The slowdown in inflation has been “rapid because of base effects, but what comes next is certainly slower in the making”, said Samy Chaar, chief economist at Lombard Odier. He added that this was “the same story everywhere”, even if disinflation started earlier in some emerging countries and then appeared in the US, followed by Europe. 

Another important element central bankers have identified as likely to keep inflation elevated is the rapid growth of wages, which pushes up costs for labour-intensive services companies that pass it on via higher prices to customers. 

This was underlined by ECB data on eurozone negotiated wage growth last week, showing it accelerated to 4.7 per cent in the third quarter from 4.4 per cent the previous quarter. This confirmed the “picture of still-sticky underlying inflation” that would “embolden ECB policymakers to stick with their hawkish stance”, according to Claus Vistesen, economist at Pantheon Macroeconomics. 

Driven by rising wages, services inflation in October was 4.6 per cent in the eurozone, 5.1 per cent in the US and 6.6 per cent in the UK. The BoE expected services inflation to remain above 6 per cent until spring 2024. “Services is a very labour-intensive part of the economy and it is going to take longer to get down,” said Ramsden.

JPMorgan economists last week forecast core inflation, which excludes energy and food prices, would remain at about 3 per cent in the global economy through much of next year “largely because of continued upward pressure on labour costs and service prices”. 

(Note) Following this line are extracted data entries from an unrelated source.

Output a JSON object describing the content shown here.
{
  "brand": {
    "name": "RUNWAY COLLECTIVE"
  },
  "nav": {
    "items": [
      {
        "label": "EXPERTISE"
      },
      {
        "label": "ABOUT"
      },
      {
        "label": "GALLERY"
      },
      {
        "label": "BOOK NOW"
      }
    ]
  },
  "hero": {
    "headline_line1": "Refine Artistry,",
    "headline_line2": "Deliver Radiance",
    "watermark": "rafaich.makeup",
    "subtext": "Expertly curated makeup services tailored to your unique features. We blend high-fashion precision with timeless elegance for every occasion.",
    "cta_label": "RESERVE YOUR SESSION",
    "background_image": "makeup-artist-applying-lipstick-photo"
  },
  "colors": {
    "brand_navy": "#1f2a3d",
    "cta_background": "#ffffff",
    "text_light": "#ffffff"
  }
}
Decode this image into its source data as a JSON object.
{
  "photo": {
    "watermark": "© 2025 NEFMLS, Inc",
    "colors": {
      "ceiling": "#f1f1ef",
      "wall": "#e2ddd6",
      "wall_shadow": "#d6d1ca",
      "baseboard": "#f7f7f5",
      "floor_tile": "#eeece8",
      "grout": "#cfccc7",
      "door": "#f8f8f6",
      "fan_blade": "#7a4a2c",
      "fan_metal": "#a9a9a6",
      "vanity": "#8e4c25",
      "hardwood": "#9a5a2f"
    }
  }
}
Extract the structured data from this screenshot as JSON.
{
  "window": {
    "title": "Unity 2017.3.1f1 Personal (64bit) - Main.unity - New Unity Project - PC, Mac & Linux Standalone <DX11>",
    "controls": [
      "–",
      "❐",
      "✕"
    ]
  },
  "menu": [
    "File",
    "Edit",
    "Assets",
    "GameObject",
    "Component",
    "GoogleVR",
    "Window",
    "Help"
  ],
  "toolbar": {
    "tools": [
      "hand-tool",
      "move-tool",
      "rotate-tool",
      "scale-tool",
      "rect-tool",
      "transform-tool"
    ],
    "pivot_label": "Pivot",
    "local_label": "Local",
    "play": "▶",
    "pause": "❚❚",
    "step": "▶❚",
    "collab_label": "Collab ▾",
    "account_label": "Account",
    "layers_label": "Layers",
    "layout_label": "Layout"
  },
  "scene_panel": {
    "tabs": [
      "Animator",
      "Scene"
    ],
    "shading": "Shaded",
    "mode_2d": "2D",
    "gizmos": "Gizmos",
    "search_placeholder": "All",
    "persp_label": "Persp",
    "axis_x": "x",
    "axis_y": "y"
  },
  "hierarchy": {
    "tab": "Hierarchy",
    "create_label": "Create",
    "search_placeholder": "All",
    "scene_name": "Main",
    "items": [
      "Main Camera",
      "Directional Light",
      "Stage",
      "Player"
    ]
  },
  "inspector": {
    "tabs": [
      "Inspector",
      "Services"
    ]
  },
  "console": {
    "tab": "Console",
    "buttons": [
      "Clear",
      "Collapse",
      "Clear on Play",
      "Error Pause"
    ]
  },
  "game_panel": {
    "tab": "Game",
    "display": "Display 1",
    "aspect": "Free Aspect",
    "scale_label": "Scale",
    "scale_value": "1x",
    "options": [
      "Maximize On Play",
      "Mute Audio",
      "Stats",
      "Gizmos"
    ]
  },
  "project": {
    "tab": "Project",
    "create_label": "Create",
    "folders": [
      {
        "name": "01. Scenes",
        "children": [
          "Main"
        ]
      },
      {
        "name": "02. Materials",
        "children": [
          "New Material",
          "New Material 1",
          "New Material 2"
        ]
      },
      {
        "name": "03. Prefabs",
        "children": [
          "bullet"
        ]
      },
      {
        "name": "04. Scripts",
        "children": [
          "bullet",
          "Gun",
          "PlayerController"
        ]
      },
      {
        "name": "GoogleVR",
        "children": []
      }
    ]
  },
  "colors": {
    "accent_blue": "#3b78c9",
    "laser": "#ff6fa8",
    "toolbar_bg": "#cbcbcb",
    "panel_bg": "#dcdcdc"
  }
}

Also keeping inflation elevated is the withdrawal of government support measures to shield consumers and businesses from the impact of the pandemic and the energy crisis. 

France has reduced its subsidy on electricity prices in recent months, which has already sent energy inflation higher. Germany is in January due to reverse a reduction in value added tax on restaurants from 21 per cent to 7 per cent that has been in place since the pandemic. The higher German tax will add 0.6 percentage points to overall German inflation, according to Tomasz Wieladek, chief European economist at investor T Rowe Price.

While the last mile may be the slowest for rate-setters and investors, Chaar said the falls in headline rates mean households will feel better off as wages finally catch up with the surge in costs.

“It means that there [will be] some form of purchasing power next year,” said Chaar.